I am trying to implement a named-pipe communication solution between two processes in Bash.
The first process writes something to the named pipe:
send(){
echo 'something' > $NAMEDPIPE
}
And the second script is supposed to read the named pipe like this:
while true;do
if read line < $NAMEDPIPE;do
someCommands
fi
done
Note that the named pipe has been previously created using the traditional command
mkfifo $NAMEDPIPE
My problem is that the reader script is not always running so that if the writer script tries to write to the named-pipe it will stay blocked until a reader connects to the pipe.

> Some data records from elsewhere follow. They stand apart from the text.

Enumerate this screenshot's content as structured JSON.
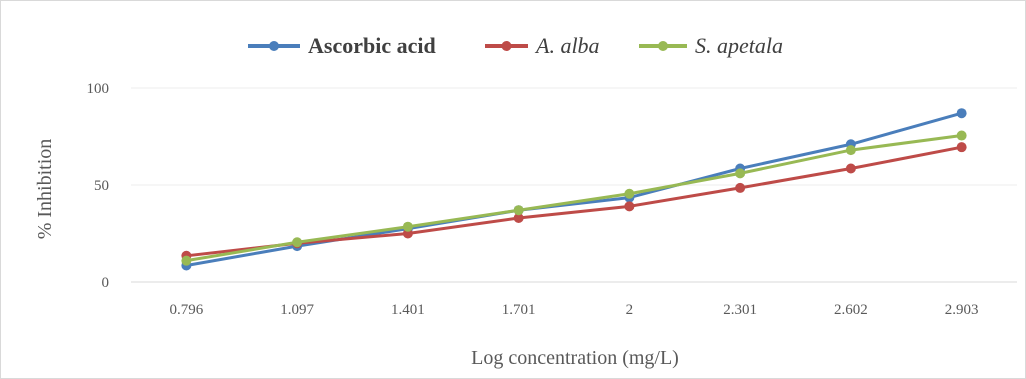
{
  "chart_data": {
    "type": "line",
    "title": "",
    "xlabel": "Log concentration (mg/L)",
    "ylabel": "% Inhibition",
    "categories": [
      "0.796",
      "1.097",
      "1.401",
      "1.701",
      "2",
      "2.301",
      "2.602",
      "2.903"
    ],
    "ylim": [
      0,
      100
    ],
    "yticks": [
      0,
      50,
      100
    ],
    "grid": true,
    "legend_position": "top",
    "series": [
      {
        "name": "Ascorbic acid",
        "color": "#4a7ebb",
        "values": [
          8.5,
          18.5,
          27.5,
          37,
          43.5,
          58.5,
          71,
          87
        ]
      },
      {
        "name": "A. alba",
        "color": "#be4b48",
        "values": [
          13.5,
          20,
          25,
          33,
          39,
          48.5,
          58.5,
          69.5
        ]
      },
      {
        "name": "S. apetala",
        "color": "#98b954",
        "values": [
          11,
          20.5,
          28.5,
          37,
          45.5,
          56,
          68,
          75.5
        ]
      }
    ]
  }
}
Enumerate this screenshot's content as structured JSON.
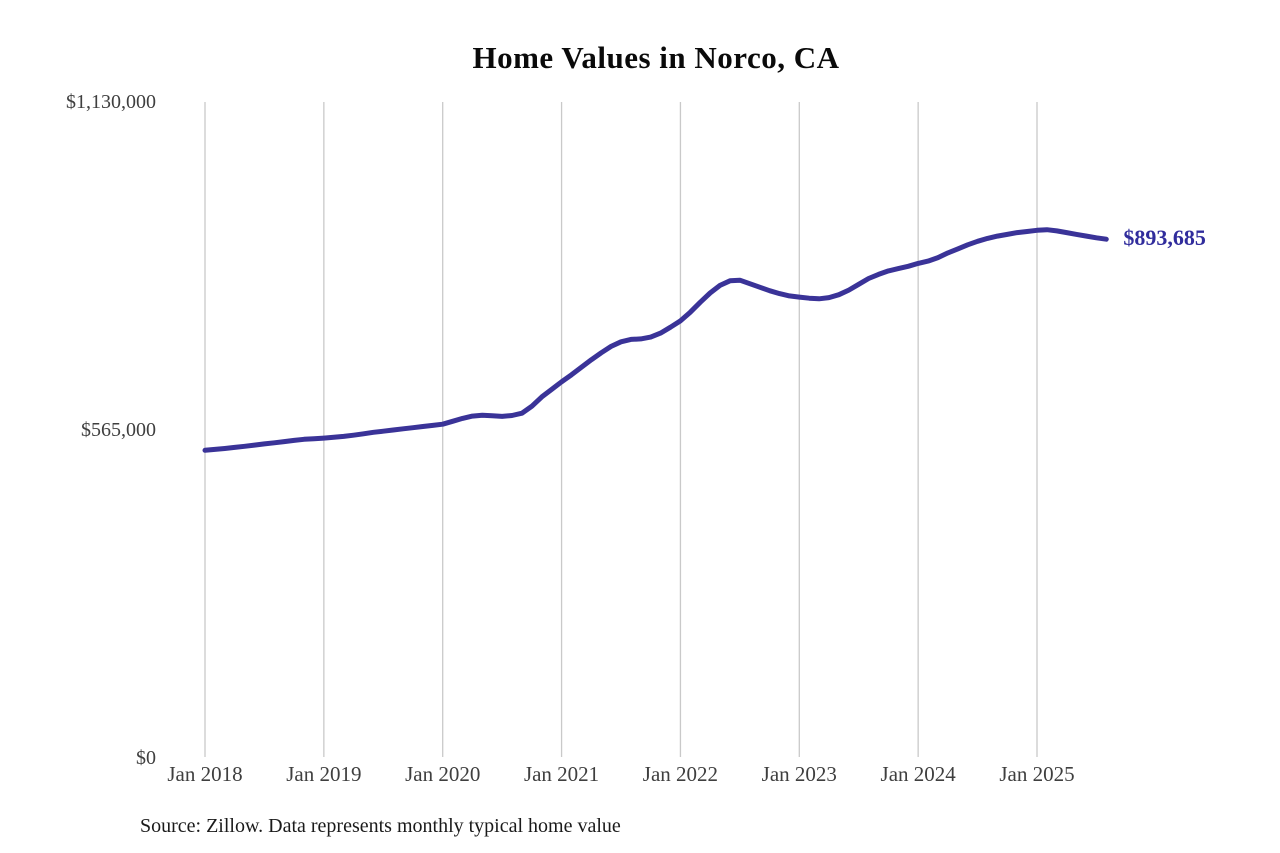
{
  "title": "Home Values in Norco, CA",
  "source_note": "Source: Zillow. Data represents monthly typical home value",
  "colors": {
    "background": "#ffffff",
    "line": "#3a3398",
    "end_label": "#302c9c",
    "gridline": "#c9c9c9",
    "tick_text": "#3f3f3f",
    "title_text": "#0a0a0a",
    "source_text": "#1a1a1a"
  },
  "chart_data": {
    "type": "line",
    "title": "Home Values in Norco, CA",
    "xlabel": "",
    "ylabel": "",
    "ylim": [
      0,
      1130000
    ],
    "grid": "vertical-only",
    "legend": "none",
    "x_tick_labels": [
      "Jan 2018",
      "Jan 2019",
      "Jan 2020",
      "Jan 2021",
      "Jan 2022",
      "Jan 2023",
      "Jan 2024",
      "Jan 2025"
    ],
    "y_ticks": [
      {
        "label": "$1,130,000",
        "value": 1130000
      },
      {
        "label": "$565,000",
        "value": 565000
      },
      {
        "label": "$0",
        "value": 0
      }
    ],
    "end_label": "$893,685",
    "end_value": 893685,
    "series": [
      {
        "name": "Typical home value (USD)",
        "frequency": "monthly",
        "start": "2018-01",
        "end": "2025-08",
        "values": [
          530000,
          531500,
          533200,
          535000,
          537000,
          539000,
          541000,
          543000,
          545000,
          547000,
          549000,
          550000,
          551000,
          552500,
          554000,
          556000,
          558500,
          561000,
          563000,
          565000,
          567000,
          569000,
          571000,
          573000,
          575000,
          580000,
          585000,
          589000,
          590500,
          589500,
          588500,
          590000,
          594000,
          606000,
          622000,
          635000,
          648000,
          660000,
          673000,
          686000,
          698000,
          709000,
          717000,
          721000,
          722000,
          725000,
          732000,
          742000,
          753000,
          768000,
          785000,
          801000,
          814000,
          822000,
          823000,
          817000,
          811000,
          805000,
          800000,
          796000,
          794000,
          792000,
          791000,
          793000,
          798000,
          806000,
          816000,
          826000,
          833000,
          839000,
          843000,
          847000,
          852000,
          856000,
          862000,
          870000,
          877000,
          884000,
          890000,
          895000,
          899000,
          902000,
          905000,
          907000,
          909000,
          910000,
          908000,
          905000,
          902000,
          899000,
          896000,
          893685
        ]
      }
    ]
  }
}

I want to avoid this behavior, and a solution would be to trap a SIGPIPE signal. Indeed, according to man 7 signal is supposed to be sent when trying to write in a pipe with no reader. So I changed my red function by:
read(){
trap 'echo "SIGPIPE received"' SIGPIPE
echo 'something' > $NAMEDPIPE
}
But when I run the reader script, the script stays blocked, and "SIGPIPE received" does not get printed.
Am I mistaking on the signal mechanism or is there any better solution to my problem?
Here's a fun code I just made. Perhaps you can refer to this:
#!/bin/bash
shopt -s extglob
NAMEDPIPE=/var/run/sr-pipe
RECEIVER_PID_FILE=/var/run/sr-receiver-pid
function sender_start {
# Create named pipe.
if [[ -e $NAMEDPIPE ]]; then
echo "[Sender] Named pipe \"$NAMEDPIPE\" already exists."
else
echo "[Sender] Creating named pipe \"$NAMEDPIPE\"."
mkfifo "$NAMEDPIPE" || {
echo "Failed to create named pipe \"$NAMEDPIPE\"."
exit 1
}
fi
# Wait for receiver.
echo "[Sender] Waiting for receiver."
local PID
until [[ -e $RECEIVER_PID_FILE ]] \
&& read PID < "$RECEIVER_PID_FILE" \
&& [[ $PID == +([[:digit:]]) ]] \
&& kill -s 0 "$PID" &>/dev/null; do
sleep 1s
done
echo "[Sender] Receiver is [now] active."
# Send signal.
kill -s SIGPIPE "$PID"
# Send messages.
local SEND=''
echo "[Sender] Now sending messages."
while sleep 1s; do
SEND=$RANDOM
echo "[Sender] Sending $SEND."
echo "$SEND" >&4
done 4>"$NAMEDPIPE"
}
function receiver_start {
echo "$BASHPID" > "$RECEIVER_PID_FILE"
echo "[Receiver] Receiver is now active."
local QUIT=false RECEIVE=false
trap 'RECEIVE=true' SIGPIPE
trap 'QUIT=true' SIGINT SIGTERM SIGHUP
while [[ $QUIT == false ]]; do
if [[ $RECEIVE == true ]]; then
RECEIVE=false
echo "[Receiver] Now receiving messages."
while [[ $QUIT == false ]] && IFS= read -r -u 4 LINE; do
echo "[Receiver] Received $LINE."
done 4<"$NAMEDPIPE"
fi
sleep 1s
done
}
if [[ $1 == send ]]; then
sender_start
elif [[ $1 == receive ]]; then
receiver_start
fi
On one terminal I ran this:
# bash sender-receiver.sh send
[Sender] Named pipe "/var/run/sr-pipe" already exists.
[Sender] Waiting for receiver.
[Sender] Receiver is [now] active.
[Sender] Now sending messages.
[Sender] Sending 21524.
[Sender] Sending 1460.
[Sender] Sending 8352.
[Sender] Sending 4424.
...
And on another I got this (corrected):
# bash sender-receiver.sh receive
[Receiver] Receiver is now active.
[Receiver] Now receiving messages.
[Receiver] Received 21524.
[Receiver] Received 1460.
[Receiver] Received 8352.
[Receiver] Received 4424.
...
You probably can run sender on background and receiver on the foreground on the same terminal.